The skyline at Nova Chemicals Corp.’s Joffre complex took on a new look Friday, as a pair of cranes hoisted a 38-metre-high reactor into place.
The approximately 280-tonne piece of equipment is at the centre of a billion-dollar expansion of Nova’s polyethylene plant. It joins two existing reactors and is expected to boost total production capacity by 40 per cent — to approximately 2.5 billion pounds of linear low density polyethylene annually.
Rick Van Hemmen, Nova’s Joffre site leader, said it took more than an hour to lift the reactor, with a 440-tonne crawler crane and a 250-tonne tailing crane providing the mechanical muscle.
“The two cranes have to work perfectly in unison,” he said. “There’s a very detailed lift plan that goes into place.”

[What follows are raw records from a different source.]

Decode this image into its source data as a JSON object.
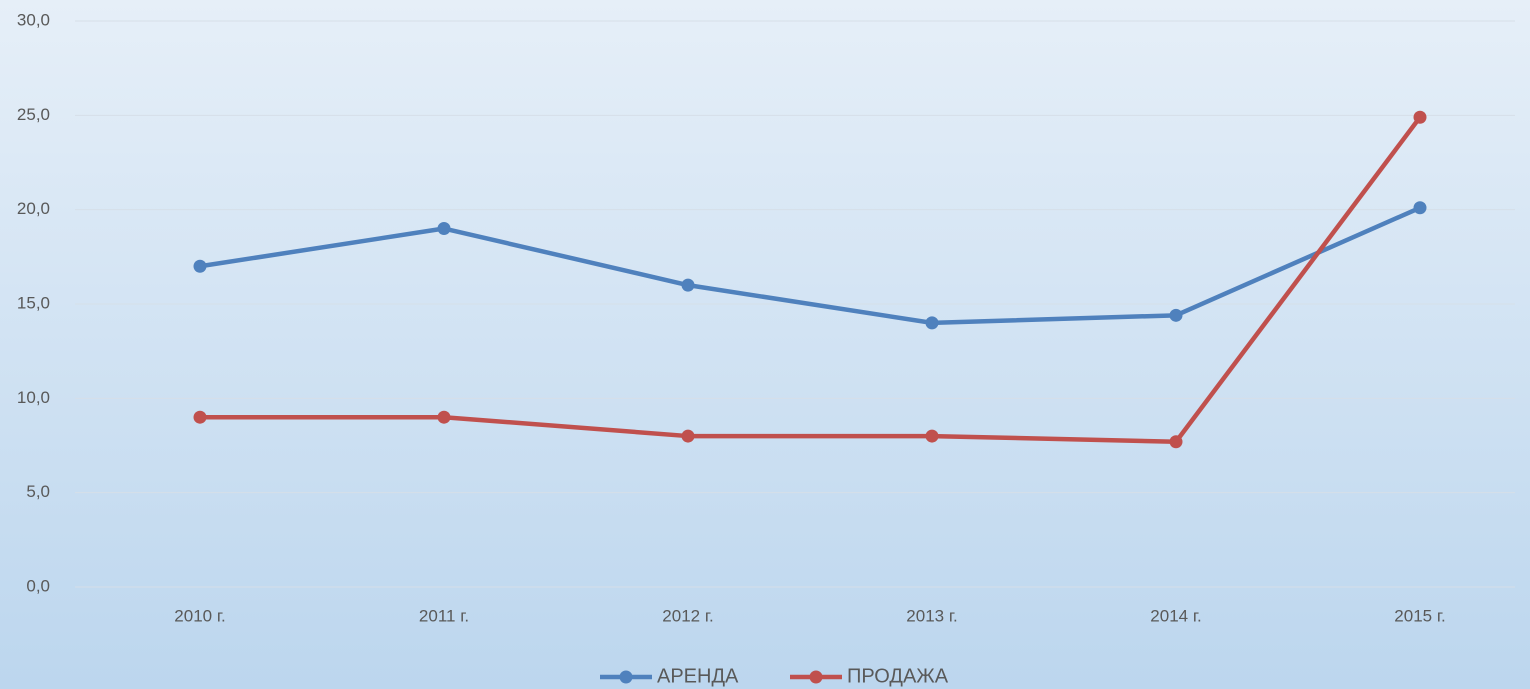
{
  "chart_data": {
    "type": "line",
    "categories": [
      "2010 г.",
      "2011 г.",
      "2012 г.",
      "2013 г.",
      "2014 г.",
      "2015 г."
    ],
    "series": [
      {
        "name": "АРЕНДА",
        "color": "#4f81bd",
        "values": [
          17.0,
          19.0,
          16.0,
          14.0,
          14.4,
          20.1
        ]
      },
      {
        "name": "ПРОДАЖА",
        "color": "#c0504d",
        "values": [
          9.0,
          9.0,
          8.0,
          8.0,
          7.7,
          24.9
        ]
      }
    ],
    "ylim": [
      0,
      30
    ],
    "yticks": [
      {
        "value": 0,
        "label": "0,0"
      },
      {
        "value": 5,
        "label": "5,0"
      },
      {
        "value": 10,
        "label": "10,0"
      },
      {
        "value": 15,
        "label": "15,0"
      },
      {
        "value": 20,
        "label": "20,0"
      },
      {
        "value": 25,
        "label": "25,0"
      },
      {
        "value": 30,
        "label": "30,0"
      }
    ],
    "grid": true,
    "legend": "bottom"
  }
}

On June 23, a lighter but taller flare stack went up. And work on a pipe rack, cooling tower and other equipment and buildings are progressing quickly.
“We’ve certainly been noticing a change to the skyline in the last couple of months,” said Van Hemmen. “We’re at a period now where a lot of the large prefabricated pieces of equipment and structures have been showing up.”
Not far away, a new electricity substation is being constructed, and expansion of Nova’s rail yard is underway.
The latter project includes the planting of some 30,000 native trees, shrubs and other plants.
“It’s pretty interesting how well we are integrating the industrial components of this project with the agricultural and more natural environment around us,” said Van Hemmen.
About 200 workers are currently involved in the expansion, and this number will ramp up as work intensifies.
“Well be more into the very, very heavy construction period with large quantities of workers by the time we get into the second quarter of next year, at which point we expect to see at least 600 workers and probably as many as 800,” said Van Hemmen.
The project, which started last spring, is expected to wrap up by mid-2016.
The timing is good, said Van Hemmen, noting that with polyethylene prices generally strong and looking favourable in the long term, producers are rushing to take advantage.
“I think we’re kind of on the early side of that curve but there are a lot of projects that have been announced, certainly in the United States, really building off of the shale gas boom and the associated liquids within the natural gas streams that allow for petrochemical production.”
The new polyethylene production line is being developed within the Joffre complex’s existing footprint, and the increased ethylene feedstock that will be required can be provided by the three ethylene plants already operating there.
Van Hemmen said Nova is looking into opportunities to boost the output of one of its ethylene plants.
Meanwhile, the company has expanded the sources from which it obtains the ethane for ethylene production. In addition compounds stripped from Alberta’s natural gas, Nova is now obtaining ethane from shale gas in North Dakota and from the off-gasses that result from oilsands upgrading in Northern Alberta.
“The feedstock side of the picture has come together very nicely and so our outlook is very optimistic,” said Van Hemmen.
Information about Nova’s polyethylene plant expansion, including a time-lapse video of the construction process, can be found online at www.novachem.com/Pages/company/joffre-expansion.aspx.